Et si plus d’un testateur hésite à verser sa fortune, au loin, dans ce gouffre anonyme qu’on appelle l’État, et pour des destinations inconnues, en sera-t-il de même quand il s’agira de doter l’Université de sa ville ou de sa région, l’Université vivante et florissante qu’il a là sous les yeux, et qui est l’honneur de la petite patrie locale, l’Université où il a fait ses études et puisé les éléments mêmes de son succès professionnel et social, cette Université dont il apprécie la haute fonction scientifique et patriotique, dont il connaît l’organisation libre et forte, et où il sait de façon très certaine que sa fortune trouvera un emploi précis et fécond ?

Maïs pourquoi discuter ? Les faits n’ont-ils pas répondu ? En fait, déjà, à l’heure qu’il est, de nombreuses subventions et donations se sont produites. Les villes de Paris, Bordeaux, Lyon, Marseille, Rennes, Toulouse, Lille, ont généreusement ouvert l’ère des libéralités spontanées, et donné de haut un exemple qui sera suivi. A l’heure où je parle, le chiffre exact des subventions, dons et legs, est de {{unité|306519} francs.

Nous pouvons donc, dès maintenant, nous représenter un état de choses futur où le corps enseignant sera mi-partie salarié, mi-partie propriétaire. Salarié, assez pour déférer à l’État ; propriétaire, assez pour éprouver la vivifiante et ennoblissante sensation de l’indépendance.

Mais, cette « personnalité civile » qui achève de garantir aux Universités leur liberté, la voilà qui, par contre-coup, engendre deux nouveaux éléments de succès.

Jusqu’à ce jour, quelle a été l’attitude réciproque des Villes et des Facultés ?

De la part des Villes, beaucoup d’indifférence. Et de la part des Facultés, naturellement, un peu d’indolence.

J’entrevois, au contraire, dans l’avenir, une ère féconde de faveur et d’ardeur, de considération et d’émulation, de popularité et de rivalité.

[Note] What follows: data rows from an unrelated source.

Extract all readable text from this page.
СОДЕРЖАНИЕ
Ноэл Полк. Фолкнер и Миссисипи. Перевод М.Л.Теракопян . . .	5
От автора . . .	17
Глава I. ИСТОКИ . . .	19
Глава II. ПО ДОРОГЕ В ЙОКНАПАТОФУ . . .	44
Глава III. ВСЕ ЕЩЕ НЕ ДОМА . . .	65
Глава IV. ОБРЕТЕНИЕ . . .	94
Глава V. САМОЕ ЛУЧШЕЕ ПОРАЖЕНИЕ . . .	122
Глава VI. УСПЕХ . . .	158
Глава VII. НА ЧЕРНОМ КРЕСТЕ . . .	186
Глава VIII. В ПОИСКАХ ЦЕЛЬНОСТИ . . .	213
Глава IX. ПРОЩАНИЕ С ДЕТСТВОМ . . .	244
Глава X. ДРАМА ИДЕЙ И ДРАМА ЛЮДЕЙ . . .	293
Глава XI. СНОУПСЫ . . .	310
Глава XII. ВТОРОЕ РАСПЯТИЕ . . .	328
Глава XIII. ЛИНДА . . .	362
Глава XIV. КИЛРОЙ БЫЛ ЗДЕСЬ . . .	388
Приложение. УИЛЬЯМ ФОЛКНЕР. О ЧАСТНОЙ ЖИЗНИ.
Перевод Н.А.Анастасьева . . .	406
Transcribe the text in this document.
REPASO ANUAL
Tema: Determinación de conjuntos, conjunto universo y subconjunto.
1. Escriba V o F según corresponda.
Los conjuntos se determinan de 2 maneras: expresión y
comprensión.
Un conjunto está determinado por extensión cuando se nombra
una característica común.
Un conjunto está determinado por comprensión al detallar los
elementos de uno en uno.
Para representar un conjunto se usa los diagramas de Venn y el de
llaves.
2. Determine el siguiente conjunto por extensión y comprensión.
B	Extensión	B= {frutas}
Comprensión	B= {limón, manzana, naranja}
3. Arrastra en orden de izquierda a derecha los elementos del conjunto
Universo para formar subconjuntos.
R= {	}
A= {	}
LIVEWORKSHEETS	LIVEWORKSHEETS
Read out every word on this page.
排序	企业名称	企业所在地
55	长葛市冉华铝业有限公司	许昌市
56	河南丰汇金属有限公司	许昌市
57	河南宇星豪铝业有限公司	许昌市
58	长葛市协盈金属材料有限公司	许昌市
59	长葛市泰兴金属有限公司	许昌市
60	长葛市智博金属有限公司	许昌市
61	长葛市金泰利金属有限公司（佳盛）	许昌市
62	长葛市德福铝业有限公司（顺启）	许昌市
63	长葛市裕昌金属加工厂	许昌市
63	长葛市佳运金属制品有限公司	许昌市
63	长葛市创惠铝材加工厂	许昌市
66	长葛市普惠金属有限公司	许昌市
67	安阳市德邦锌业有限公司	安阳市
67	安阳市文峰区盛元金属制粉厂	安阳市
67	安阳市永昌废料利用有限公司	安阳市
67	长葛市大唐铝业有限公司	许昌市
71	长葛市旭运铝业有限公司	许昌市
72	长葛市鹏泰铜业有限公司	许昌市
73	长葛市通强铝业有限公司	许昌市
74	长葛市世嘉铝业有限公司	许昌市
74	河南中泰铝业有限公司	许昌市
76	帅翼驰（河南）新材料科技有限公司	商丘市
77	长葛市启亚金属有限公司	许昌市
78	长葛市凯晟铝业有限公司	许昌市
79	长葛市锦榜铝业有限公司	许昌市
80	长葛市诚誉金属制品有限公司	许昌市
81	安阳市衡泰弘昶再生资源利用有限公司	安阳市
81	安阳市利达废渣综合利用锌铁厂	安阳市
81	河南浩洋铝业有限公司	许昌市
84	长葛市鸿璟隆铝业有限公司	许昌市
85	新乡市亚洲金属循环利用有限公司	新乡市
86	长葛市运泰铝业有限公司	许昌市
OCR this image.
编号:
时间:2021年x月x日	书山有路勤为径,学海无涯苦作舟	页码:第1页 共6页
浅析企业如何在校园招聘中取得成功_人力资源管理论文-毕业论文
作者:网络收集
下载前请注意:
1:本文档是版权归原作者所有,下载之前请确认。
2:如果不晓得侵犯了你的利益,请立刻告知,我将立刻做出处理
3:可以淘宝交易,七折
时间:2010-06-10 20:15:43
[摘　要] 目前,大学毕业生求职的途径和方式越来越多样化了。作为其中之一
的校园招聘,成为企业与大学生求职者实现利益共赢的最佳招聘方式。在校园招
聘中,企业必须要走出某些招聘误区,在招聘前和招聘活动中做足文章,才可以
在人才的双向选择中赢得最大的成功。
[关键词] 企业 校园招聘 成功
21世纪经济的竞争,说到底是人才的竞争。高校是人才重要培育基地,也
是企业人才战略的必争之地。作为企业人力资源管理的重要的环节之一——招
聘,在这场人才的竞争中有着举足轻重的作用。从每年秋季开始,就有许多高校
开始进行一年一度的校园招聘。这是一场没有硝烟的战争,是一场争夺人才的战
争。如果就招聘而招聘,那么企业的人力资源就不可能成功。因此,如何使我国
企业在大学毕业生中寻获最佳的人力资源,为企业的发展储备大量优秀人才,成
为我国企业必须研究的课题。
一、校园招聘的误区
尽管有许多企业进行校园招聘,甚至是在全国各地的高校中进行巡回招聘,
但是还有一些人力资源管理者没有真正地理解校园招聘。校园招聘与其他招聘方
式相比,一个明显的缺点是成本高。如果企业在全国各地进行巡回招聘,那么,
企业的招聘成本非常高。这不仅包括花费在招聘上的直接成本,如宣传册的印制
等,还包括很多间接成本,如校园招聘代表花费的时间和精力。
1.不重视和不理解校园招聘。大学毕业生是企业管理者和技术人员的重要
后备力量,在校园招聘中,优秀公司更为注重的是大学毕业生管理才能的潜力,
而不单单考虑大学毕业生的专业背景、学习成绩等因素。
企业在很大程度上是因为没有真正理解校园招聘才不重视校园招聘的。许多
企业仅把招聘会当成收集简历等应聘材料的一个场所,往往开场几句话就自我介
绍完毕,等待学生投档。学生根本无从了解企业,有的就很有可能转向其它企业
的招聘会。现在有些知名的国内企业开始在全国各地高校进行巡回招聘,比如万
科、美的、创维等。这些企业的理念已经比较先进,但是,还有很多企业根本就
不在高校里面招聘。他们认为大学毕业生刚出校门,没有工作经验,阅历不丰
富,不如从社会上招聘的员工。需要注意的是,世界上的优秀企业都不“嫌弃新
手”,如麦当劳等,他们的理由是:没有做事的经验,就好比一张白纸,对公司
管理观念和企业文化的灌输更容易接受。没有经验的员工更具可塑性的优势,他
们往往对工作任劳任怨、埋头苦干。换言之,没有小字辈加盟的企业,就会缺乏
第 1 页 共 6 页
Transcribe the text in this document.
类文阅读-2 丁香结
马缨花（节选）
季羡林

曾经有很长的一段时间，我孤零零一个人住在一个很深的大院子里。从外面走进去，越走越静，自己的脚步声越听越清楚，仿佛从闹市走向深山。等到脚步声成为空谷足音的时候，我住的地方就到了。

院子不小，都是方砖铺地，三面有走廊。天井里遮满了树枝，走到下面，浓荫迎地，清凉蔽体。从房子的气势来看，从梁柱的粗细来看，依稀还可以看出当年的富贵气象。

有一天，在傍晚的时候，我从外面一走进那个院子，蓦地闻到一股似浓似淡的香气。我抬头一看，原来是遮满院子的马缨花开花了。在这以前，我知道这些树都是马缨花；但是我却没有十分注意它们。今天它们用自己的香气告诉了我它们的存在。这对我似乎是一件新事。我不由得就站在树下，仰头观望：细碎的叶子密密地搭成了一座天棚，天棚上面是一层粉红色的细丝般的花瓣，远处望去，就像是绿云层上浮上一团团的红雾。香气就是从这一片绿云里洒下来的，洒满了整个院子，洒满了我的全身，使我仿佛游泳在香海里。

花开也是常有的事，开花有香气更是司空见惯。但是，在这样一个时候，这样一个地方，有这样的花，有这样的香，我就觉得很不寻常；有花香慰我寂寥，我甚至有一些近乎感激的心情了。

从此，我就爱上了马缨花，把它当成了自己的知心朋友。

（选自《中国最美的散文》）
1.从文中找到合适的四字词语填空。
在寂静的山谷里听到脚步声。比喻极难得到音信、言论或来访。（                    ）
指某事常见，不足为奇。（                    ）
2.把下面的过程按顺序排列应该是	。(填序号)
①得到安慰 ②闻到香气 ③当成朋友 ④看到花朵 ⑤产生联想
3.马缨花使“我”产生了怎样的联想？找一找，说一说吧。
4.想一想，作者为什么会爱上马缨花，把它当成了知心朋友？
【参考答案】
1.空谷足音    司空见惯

Hier, les Facultés n’étaient guère que des colonies de fonctionnaires campées çà et là parmi des populations qui les ignoraient. Demain, les Universités seront les âmes vivantes de nos grandes cités.

Entre les Universités et les Cités s’établiront des liens nombreux, des liens étroits, des liens vitaux, des liens organiques. Ils s’établissent déjà.

Ces liens seront de deux sortes :

Liens avec les corps publics ; liens avec les corporations privées.

Liens avec les corps publics ? Il s’agit des Conseils municipaux et des Conseils généraux.

Déjà les villes et les régions ont prouvé combien elles étaient disposées à prêter leur concours à l’État, dans ce projet de constitution des grandes Universités régionales, — leur efficace concours, moral et financier.

Or, n’est-il pas vrai qu’on aime les personnes et les choses dans la mesure des sacrifices consentis pour elles ?

Liens avec les corporations privées ? Il s’agit des Chambres commerciales, agricoles, industrielles, etc., des Syndicats professionnels de toute sorte.

Comment, en effet, les armateurs, les colonisateurs, les exportateurs ne voudraient-ils pas entrer en relations avec les géographes et les économistes ? Les industriels, avec les chimistes et les électriciens ? Les médecins, avec les instituts de bactériologie ? Les avocats et les magistrats, avec les moralistes et les juristes ? etc., etc.

Ainsi les praticiens de toute sorte, au lieu de s’enfermer et de se dessécher dans leur routine professionnelle, resteront en communication avec la Science toujours nouvelle, avec la Science nationale et internationale, avec l’Esprit, qui, aujourd’hui plus que jamais, souffle d’où il veut.